Most of your fiction has a theme of self-sacrifice for your beliefs/values. Do you consider that to be a crucial, yet too often lacking, factor in our lives/world?
Brian: Yes, I do. I don't think there are enough things that people tend to feel passionate enough about to the point of self-sacrifice. There's a shitload of stuff that I've given up, like financial security for one, to do what I want. I'm utterly free in that regard. But then I can see sacrificing a lot more before it's over. There's points I've gotten to in certain novels, particularly The Darker Saints and Prototype, where towards the end I was so into it that everything was going, like health and hygiene, and I could actually conceive of a novel that would kill me. Of course I would have to be the one to take that final leap, but I could actually conceive of that, get in that frame of mind. It seems a very pure act at that point. Everything that gives people the most security is the tangible things: their houses, their cars, their stock portfolios. These tangibles are just another kind of fence, a corral that they put around themselves. Anything that is of an intangible nature, a spiritual nature-not just lip service spiritual like Protestant worship of omnipotence-is so much more difficult for people to hold on to simply because they've been programmed to go after the tangibles. It's letting someone else do the programming for them; letting someone else reach right in and hard-wire them, tell them what is going to make them happy. A lot of times it works for decades but then they suddenly hit a wall. I've seen that with a lot of people. For 15 or 20 years buying into a certain lifestyle, or a certain belief system, and all of a sudden they come slamming 80mph against a brick wall and everything comes flying out the window. This path was chosen for them, it might not have been theirs if they had been left to their own devices. It didn't work for them. They're left shrugging their shoulders, looking around, saying "What the hell happened here?". I get a certain amount of vindictive pleasure, everybody loves a good crash.

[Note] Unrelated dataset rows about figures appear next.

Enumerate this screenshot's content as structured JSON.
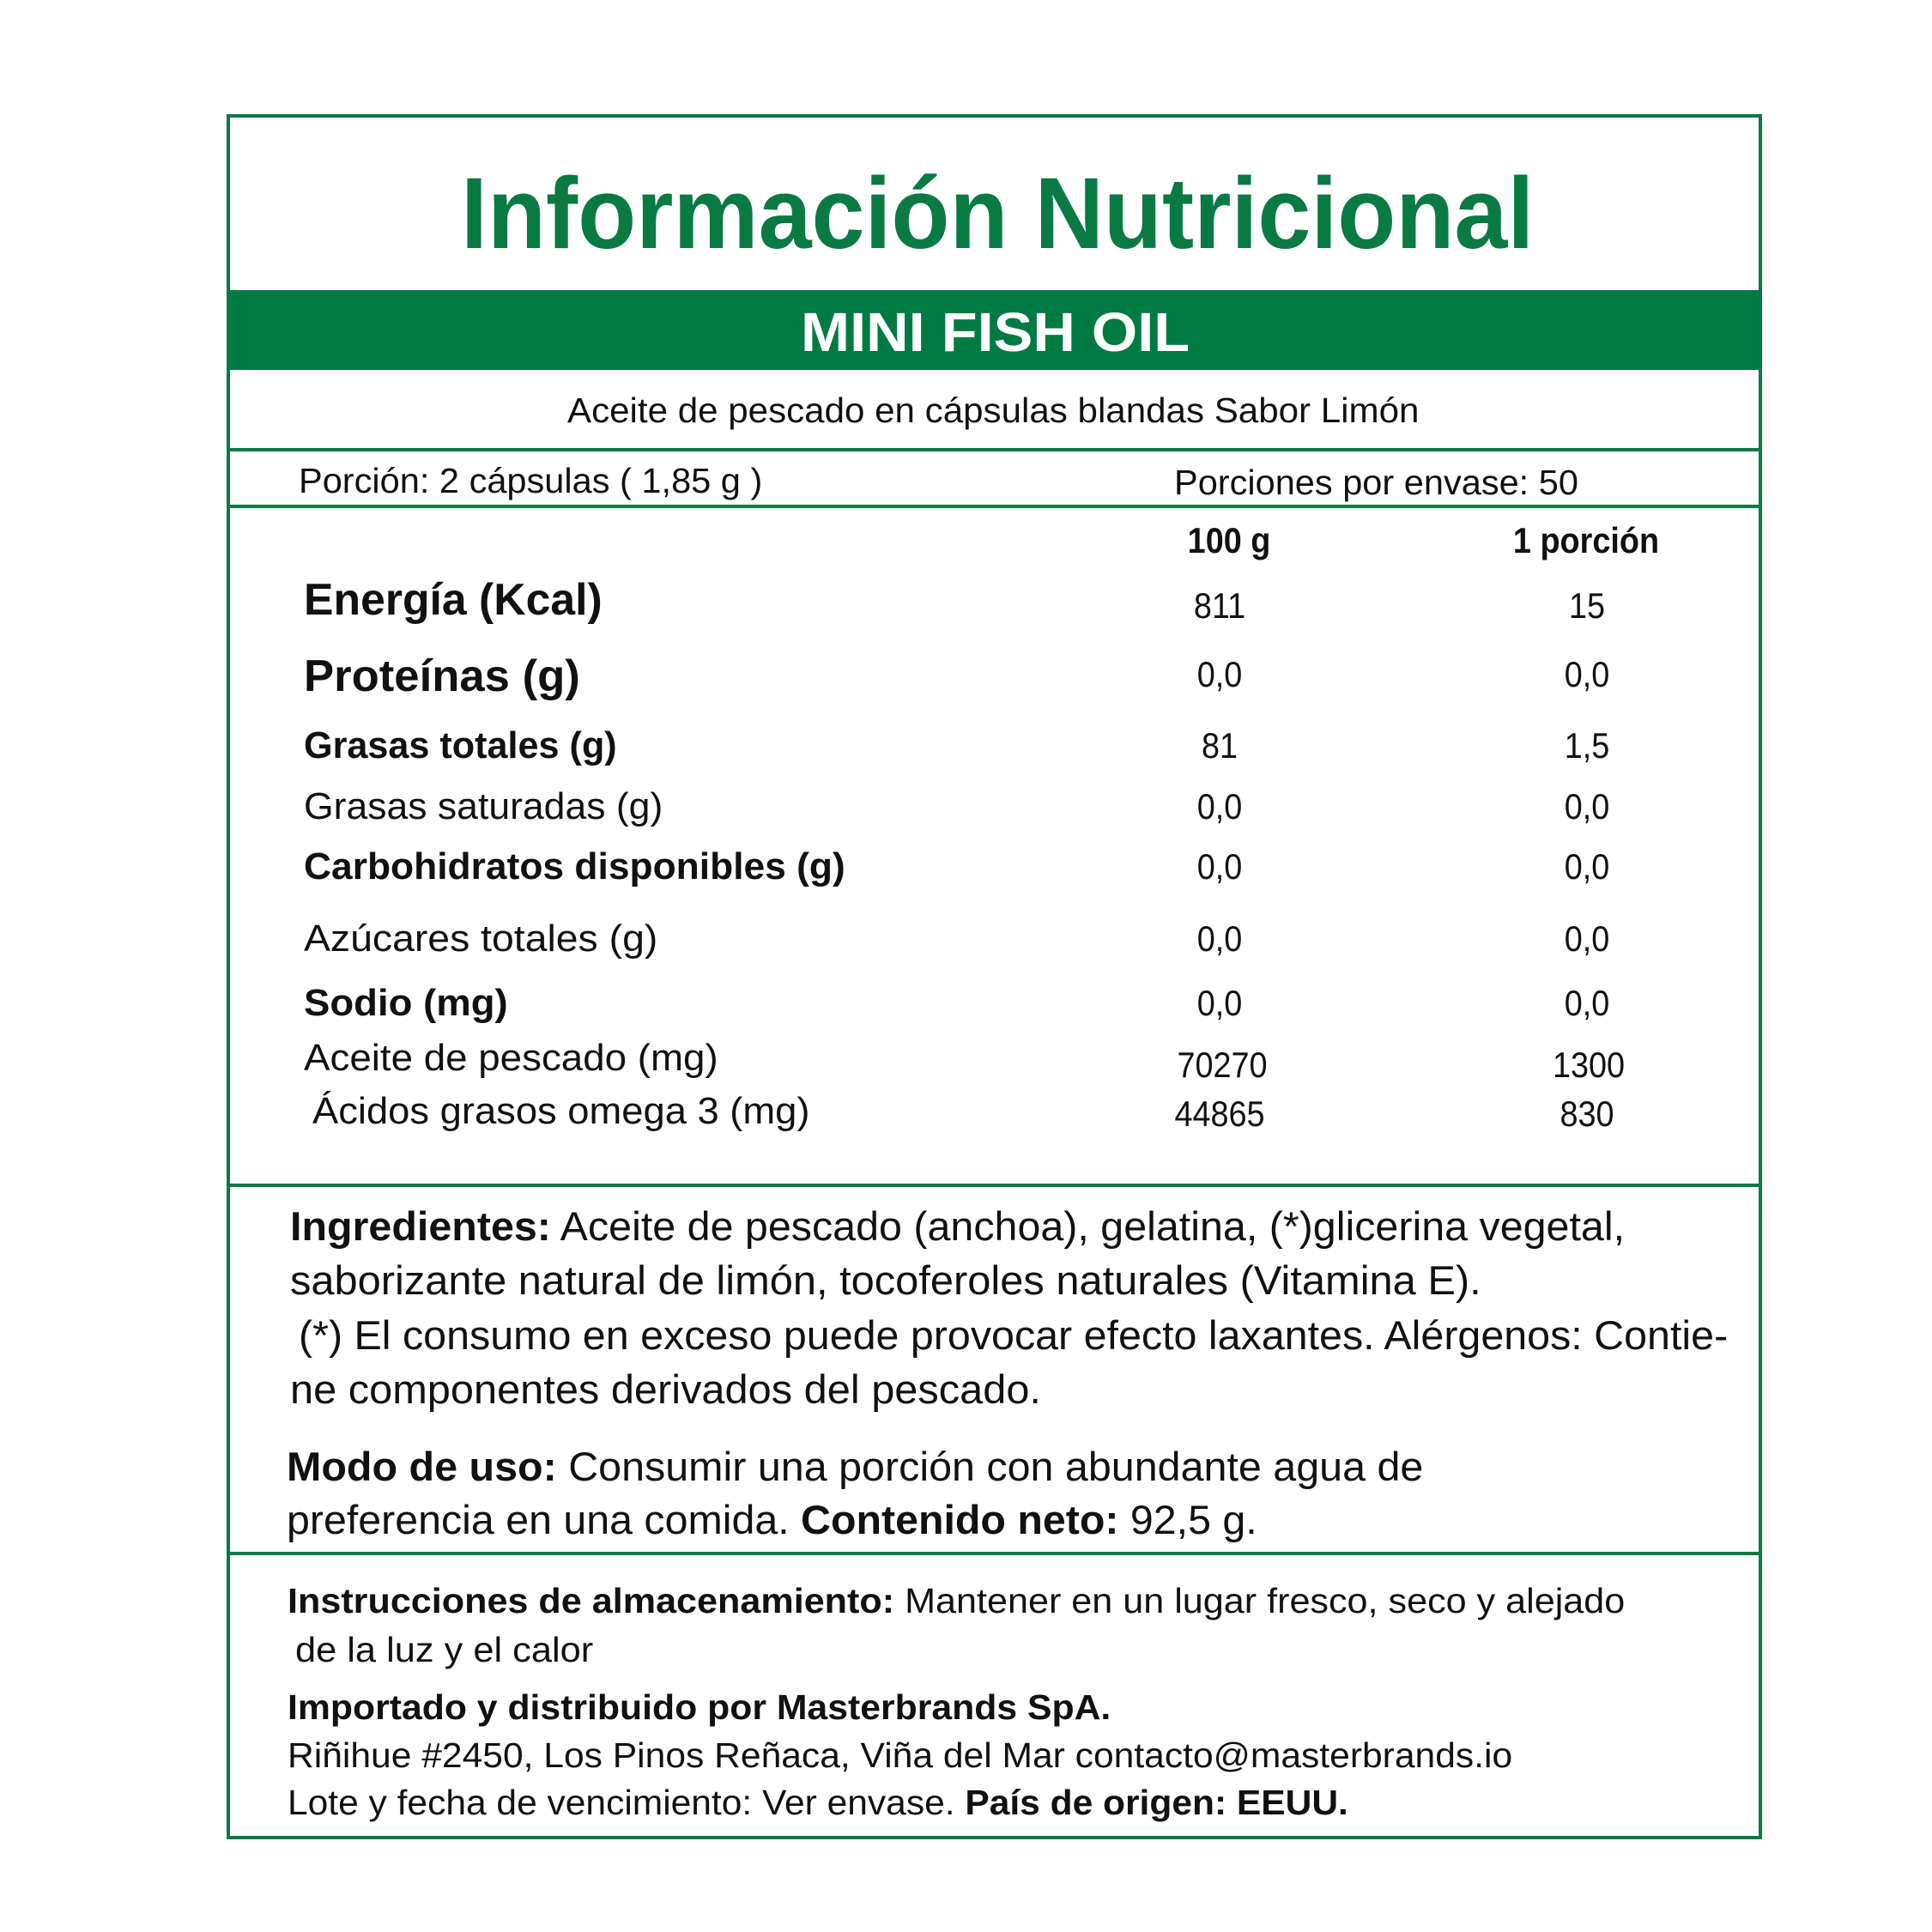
{
  "title": "Información Nutricional",
  "product_name": "MINI FISH OIL",
  "subtitle": "Aceite de pescado en cápsulas blandas Sabor Limón",
  "serving": {
    "portion": "Porción:  2 cápsulas ( 1,85 g )",
    "servings_per_container": "Porciones por envase: 50"
  },
  "table": {
    "headers": [
      "100 g",
      "1 porción"
    ],
    "rows": [
      {
        "label": "Energía (Kcal)",
        "per100": "811",
        "perServing": "15"
      },
      {
        "label": "Proteínas (g)",
        "per100": "0,0",
        "perServing": "0,0"
      },
      {
        "label": "Grasas totales (g)",
        "per100": "81",
        "perServing": "1,5"
      },
      {
        "label": "Grasas saturadas (g)",
        "per100": "0,0",
        "perServing": "0,0"
      },
      {
        "label": "Carbohidratos disponibles (g)",
        "per100": "0,0",
        "perServing": "0,0"
      },
      {
        "label": "Azúcares totales (g)",
        "per100": "0,0",
        "perServing": "0,0"
      },
      {
        "label": "Sodio (mg)",
        "per100": "0,0",
        "perServing": "0,0"
      },
      {
        "label": "Aceite de pescado (mg)",
        "per100": "70270",
        "perServing": "1300"
      },
      {
        "label": "Ácidos grasos omega 3 (mg)",
        "per100": "44865",
        "perServing": "830"
      }
    ]
  },
  "ingredients": {
    "heading": "Ingredientes:",
    "line1": " Aceite de pescado (anchoa), gelatina, (*)glicerina vegetal,",
    "line2": "saborizante natural de limón, tocoferoles naturales (Vitamina E).",
    "line3": "(*) El consumo en exceso puede provocar efecto laxantes. Alérgenos: Contie-",
    "line4": "ne componentes derivados del pescado."
  },
  "usage": {
    "heading": "Modo de uso:",
    "line1": " Consumir una porción con abundante agua de",
    "line2": "preferencia en  una comida. ",
    "net_heading": "Contenido neto:",
    "net_value": " 92,5 g."
  },
  "storage": {
    "heading": "Instrucciones de almacenamiento:",
    "line1": "  Mantener en un lugar fresco, seco y alejado",
    "line2": "de la luz y el calor"
  },
  "importer": {
    "heading": "Importado y distribuido por Masterbrands SpA.",
    "address": "Riñihue #2450, Los Pinos Reñaca, Viña del Mar contacto@masterbrands.io",
    "lot": "Lote y fecha de vencimiento: Ver envase.  ",
    "origin": "País de origen: EEUU."
  },
  "colors": {
    "brand_green": "#007a43",
    "text": "#111111"
  }
}
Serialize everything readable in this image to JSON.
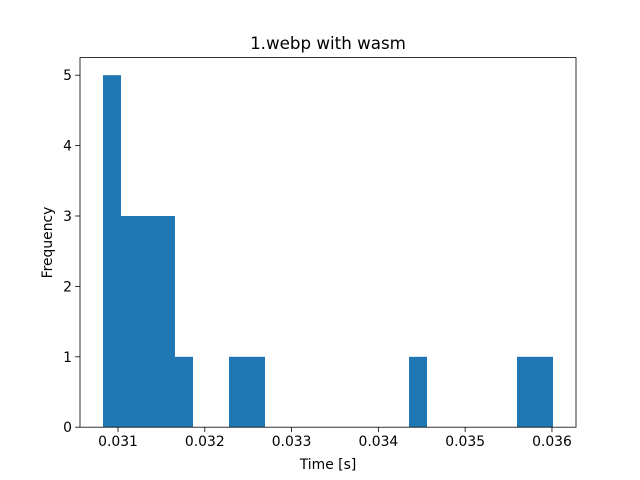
{
  "chart_data": {
    "type": "histogram",
    "title": "1.webp with wasm",
    "x_label": "Time [s]",
    "y_label": "Frequency",
    "bins": [
      0.030827,
      0.0310344,
      0.0312418,
      0.0314492,
      0.0316566,
      0.031864,
      0.0320714,
      0.0322788,
      0.0324862,
      0.0326936,
      0.032901,
      0.0331084,
      0.0333158,
      0.0335232,
      0.0337306,
      0.033938,
      0.0341454,
      0.0343528,
      0.0345602,
      0.0347676,
      0.034975,
      0.0351824,
      0.0353898,
      0.0355972,
      0.0358046,
      0.036012
    ],
    "values": [
      5,
      3,
      3,
      3,
      1,
      0,
      0,
      1,
      1,
      0,
      0,
      0,
      0,
      0,
      0,
      0,
      0,
      1,
      0,
      0,
      0,
      0,
      0,
      1,
      1
    ],
    "color": "#1f77b4",
    "xlim": [
      0.030562,
      0.036277
    ],
    "xticks": [
      0.031,
      0.032,
      0.033,
      0.034,
      0.035,
      0.036
    ],
    "ylim": [
      0,
      5.25
    ],
    "yticks": [
      0,
      1,
      2,
      3,
      4,
      5
    ]
  }
}
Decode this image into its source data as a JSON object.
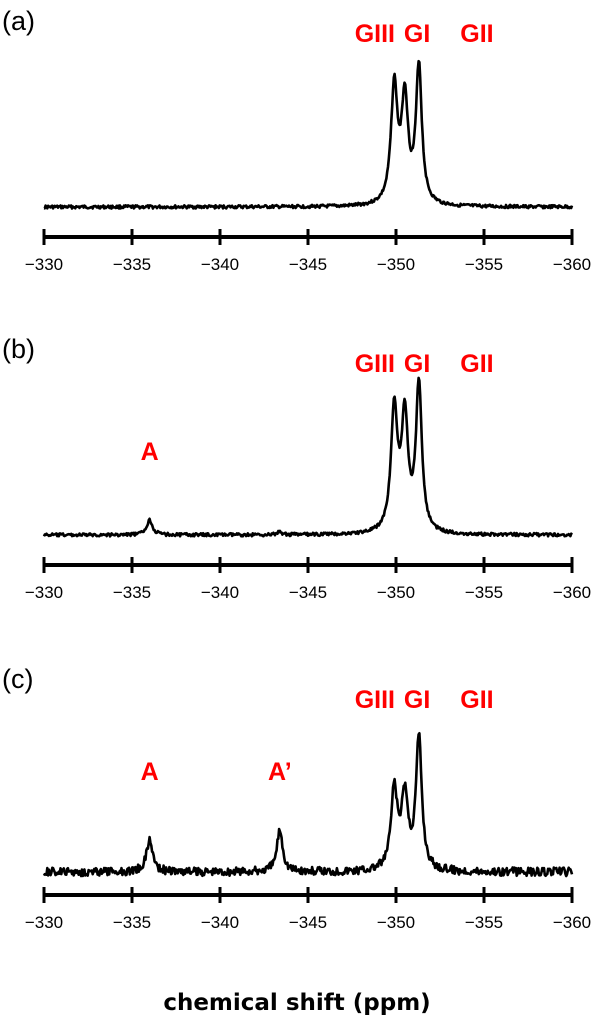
{
  "chart_data": [
    {
      "type": "line",
      "panel": "(a)",
      "xlim": [
        -330,
        -360
      ],
      "xticks": [
        "−330",
        "−335",
        "−340",
        "−345",
        "−350",
        "−355",
        "−360"
      ],
      "tick_values": [
        -330,
        -335,
        -340,
        -345,
        -350,
        -355,
        -360
      ],
      "label_color": "#ff0000",
      "peaks": [
        {
          "x": -349.9,
          "height": 0.85,
          "width": 0.22
        },
        {
          "x": -350.5,
          "height": 0.75,
          "width": 0.22
        },
        {
          "x": -351.3,
          "height": 1.0,
          "width": 0.2
        }
      ],
      "annotations": [
        {
          "text": "GIII",
          "x": -348.8
        },
        {
          "text": "GI",
          "x": -351.2
        },
        {
          "text": "GII",
          "x": -354.6
        }
      ]
    },
    {
      "type": "line",
      "panel": "(b)",
      "xlim": [
        -330,
        -360
      ],
      "xticks": [
        "−330",
        "−335",
        "−340",
        "−345",
        "−350",
        "−355",
        "−360"
      ],
      "tick_values": [
        -330,
        -335,
        -340,
        -345,
        -350,
        -355,
        -360
      ],
      "label_color": "#ff0000",
      "peaks": [
        {
          "x": -336.0,
          "height": 0.1,
          "width": 0.2
        },
        {
          "x": -343.4,
          "height": 0.02,
          "width": 0.15
        },
        {
          "x": -349.9,
          "height": 0.83,
          "width": 0.22
        },
        {
          "x": -350.5,
          "height": 0.76,
          "width": 0.22
        },
        {
          "x": -351.3,
          "height": 1.0,
          "width": 0.2
        }
      ],
      "annotations": [
        {
          "text": "A",
          "x": -336.0
        },
        {
          "text": "GIII",
          "x": -348.8
        },
        {
          "text": "GI",
          "x": -351.2
        },
        {
          "text": "GII",
          "x": -354.6
        }
      ]
    },
    {
      "type": "line",
      "panel": "(c)",
      "xlim": [
        -330,
        -360
      ],
      "xticks": [
        "−330",
        "−335",
        "−340",
        "−345",
        "−350",
        "−355",
        "−360"
      ],
      "tick_values": [
        -330,
        -335,
        -340,
        -345,
        -350,
        -355,
        -360
      ],
      "label_color": "#ff0000",
      "peaks": [
        {
          "x": -336.0,
          "height": 0.24,
          "width": 0.22
        },
        {
          "x": -343.4,
          "height": 0.32,
          "width": 0.2
        },
        {
          "x": -349.9,
          "height": 0.6,
          "width": 0.22
        },
        {
          "x": -350.5,
          "height": 0.55,
          "width": 0.22
        },
        {
          "x": -351.3,
          "height": 1.0,
          "width": 0.2
        }
      ],
      "annotations": [
        {
          "text": "A",
          "x": -336.0
        },
        {
          "text": "A’",
          "x": -343.4
        },
        {
          "text": "GIII",
          "x": -348.8
        },
        {
          "text": "GI",
          "x": -351.2
        },
        {
          "text": "GII",
          "x": -354.6
        }
      ]
    }
  ],
  "xlabel": "chemical shift (ppm)"
}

Especially when they're supposedly the ones who are so much more stable. Religion, anywhere from primal instinct to Vodoun to Sumerian to Catholicism, is often present in your fiction. Do you merely find it fictitiously enticing, or is it due to personal belief in the drives of external/internal powers?
Brian: Using those things has never been calculated, I certainly didn't do anything along those lines because I thought it was fictitiously enticing. So far I haven't seemed very capable of doing anything calculating, it's all very gut instinct. I'm just interested in exploring the different spiritual avenues and a lot of that is reflective of things that I'm doing. Even the things I rejected, like the televangelism belief system in Deathgrip. That wasn't anything that I was ever really buying into, but it was interesting to explore. I think in most of the books and stories where you're coming across that, you usually find that the more radical stuff is what is working for people. It's not institutionalized, it's not commodified for mass consumption. It's on a deeply personal level, or with a very small group of like-minded people sharing it. They usually found that avenue for themselves, found each other themselves. If I'm trying to put out any kind of message, it's that you should seek out those avenues for yourself and you'll probably find something, there are so many belief systems out there. Not necessarily belief systems, if you're interested in touching something of a more spiritual nature, getting past the mere surface reality, there are 1000s of avenues which can help you reach that. For me, anymore, it's shamanism. That seems to be working for me and it's introduced me to a lot of experiences that I wouldn't have had otherwise. Part of that is letting go of a certain amount of control. Shamans in primitive cultures don't even remember what they've done in their trances. It's such a split between standard reality and, what it's called in text books, shamanic reality. But I like to explore the different avenues, try to reach beyond what we see with our own eyes.